Friday, April 17, 2009

Wink

After a couple of years of dealing with the annoyance of waist packs, I finally broke down and ordered a backpack style hydration pack. This one is made by Ultimate Direction and it's called The Wink. I love it!

A couple of weeks ago I emailed the wonderful folks at Zombie Runner with my troubles. I have been using the Nathan 4-bottle waist pack ever since I started running really long. This looks like a space-age belt with front and back pockets and space for 4 10 oz bottles.

This belt works beautifully for the first couple hours of my runs. As long as at least two of the bottles are full, the whole thing stays down around my hips and does not bother me in the slightest. But as soon as those last two bottles begin to empty, the whole pack slides up my torso and eventually spins like a hula hoop around the narrowest part of my anatomy, which happens to be just below my boobs (evidently). I guess this is what happens when you hit your 40s. Body parts move south while extraneous items head north.

As soon as I start to feel the slippage I get just a teeny bit annoyed. Nothing terrible, just a bit distracting. But, by the time the thing starts doing its hula business, I am practically apoplectic. No amount of Zen practice can keep my from losing my cool. The waist pack is ruining my long runs.
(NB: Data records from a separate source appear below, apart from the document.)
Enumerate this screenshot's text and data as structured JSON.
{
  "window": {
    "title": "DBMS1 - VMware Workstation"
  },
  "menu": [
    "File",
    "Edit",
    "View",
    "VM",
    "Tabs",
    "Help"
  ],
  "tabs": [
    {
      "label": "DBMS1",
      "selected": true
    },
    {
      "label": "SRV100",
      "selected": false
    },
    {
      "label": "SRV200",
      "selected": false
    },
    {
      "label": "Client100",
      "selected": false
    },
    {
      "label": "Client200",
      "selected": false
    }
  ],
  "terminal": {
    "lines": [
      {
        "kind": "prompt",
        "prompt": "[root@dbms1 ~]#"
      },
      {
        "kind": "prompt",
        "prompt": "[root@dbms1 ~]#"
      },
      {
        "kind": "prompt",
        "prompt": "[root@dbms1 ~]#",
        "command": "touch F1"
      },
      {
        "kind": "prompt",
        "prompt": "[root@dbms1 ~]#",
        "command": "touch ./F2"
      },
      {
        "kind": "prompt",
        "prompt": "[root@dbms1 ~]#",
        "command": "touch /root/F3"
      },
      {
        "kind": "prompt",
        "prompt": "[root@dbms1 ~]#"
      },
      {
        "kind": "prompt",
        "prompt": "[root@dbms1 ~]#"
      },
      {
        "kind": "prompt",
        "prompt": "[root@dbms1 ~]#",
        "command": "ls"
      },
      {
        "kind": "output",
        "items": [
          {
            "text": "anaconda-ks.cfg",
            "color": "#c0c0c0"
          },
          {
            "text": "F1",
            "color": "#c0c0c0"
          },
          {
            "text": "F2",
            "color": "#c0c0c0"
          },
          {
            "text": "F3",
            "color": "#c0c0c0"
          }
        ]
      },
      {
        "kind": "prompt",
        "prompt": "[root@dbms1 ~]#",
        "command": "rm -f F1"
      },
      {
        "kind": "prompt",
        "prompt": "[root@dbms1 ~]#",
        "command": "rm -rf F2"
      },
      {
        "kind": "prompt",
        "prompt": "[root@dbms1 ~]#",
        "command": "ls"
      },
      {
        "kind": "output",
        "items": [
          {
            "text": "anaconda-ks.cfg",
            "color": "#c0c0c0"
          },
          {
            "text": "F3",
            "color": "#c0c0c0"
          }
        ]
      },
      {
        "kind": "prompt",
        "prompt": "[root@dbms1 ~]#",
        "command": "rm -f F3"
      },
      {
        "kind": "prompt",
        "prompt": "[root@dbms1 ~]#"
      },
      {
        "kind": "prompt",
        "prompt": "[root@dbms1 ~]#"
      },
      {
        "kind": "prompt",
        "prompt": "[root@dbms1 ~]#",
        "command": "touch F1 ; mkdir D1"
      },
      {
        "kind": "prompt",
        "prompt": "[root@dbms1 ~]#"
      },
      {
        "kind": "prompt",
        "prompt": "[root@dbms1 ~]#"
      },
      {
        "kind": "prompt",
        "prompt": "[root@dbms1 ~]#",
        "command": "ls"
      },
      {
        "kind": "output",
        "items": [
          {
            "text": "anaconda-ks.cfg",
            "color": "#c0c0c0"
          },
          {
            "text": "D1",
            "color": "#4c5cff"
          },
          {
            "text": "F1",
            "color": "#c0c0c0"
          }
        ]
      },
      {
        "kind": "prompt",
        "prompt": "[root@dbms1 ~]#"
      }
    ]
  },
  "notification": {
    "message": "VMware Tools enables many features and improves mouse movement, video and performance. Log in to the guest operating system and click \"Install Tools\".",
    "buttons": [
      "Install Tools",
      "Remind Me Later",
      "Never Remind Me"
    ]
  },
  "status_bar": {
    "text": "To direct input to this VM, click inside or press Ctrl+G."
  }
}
Gillian from Zombie emailed me right back and told me exactly what I need. Enter The Wink. Granted I have only tried it once, and only for about 2 hours at that, but so far this thing is the answer to my hydration dreams.

All of the weight is on the shoulders. There is no waist strap (which for me is a big issue, given my history of stomach distress in long races). It clips in two places, just above and just below the boobs. Plenty of support right where the mid-life woman runner wants it. I don't have to wear anything else! Plenty of support, plenty of coverage.

The reservoir holds 2 litres of liquid. Having been a backpacker and child-carrier for years, I do not even notice the weight. I do not notice it in the slightest. I cannot emphasize this point enough. It's like the water is not even there. Like a miracle.

Each strap has 2 pockets, one zipper and one mesh, to hold stuff like gels, iPod, camera, etc. No problem accessing these on the run. And there is a more substantial zippered compartment in the back for a jacket, lunch, pine cones, whatever.

The water does make a bit of a sloshing sound. I know this bothers some people, but I kind of like it. Reminiscent of the womb. It's like hearing the fetal heartbeat at the monthly OB appointments of yore.

The only downside, common to all hydration packs in the Camelback style, is that there is know way to know how much water you have drunk at any given moment. The reservoir does have gradations of volume printed on the outside, but one must physically remove the pack and then the reservoir to access this information.

Downside aside, I am psyched about my Wink. I mean, who wouldn't be?

2 comments:

  1. I know what is now on my list of to-buys.

    ReplyDelete
  2. This works to get rid of sloshing in my camelbak: after I fill it, I hold it upside down so the drinking tube is going to the remaining air bubble. Then I inhale/suck the air out until it's all water coming through the tube and there's pretty much no air bubble left inside.

    Nothing seems to slosh much after that.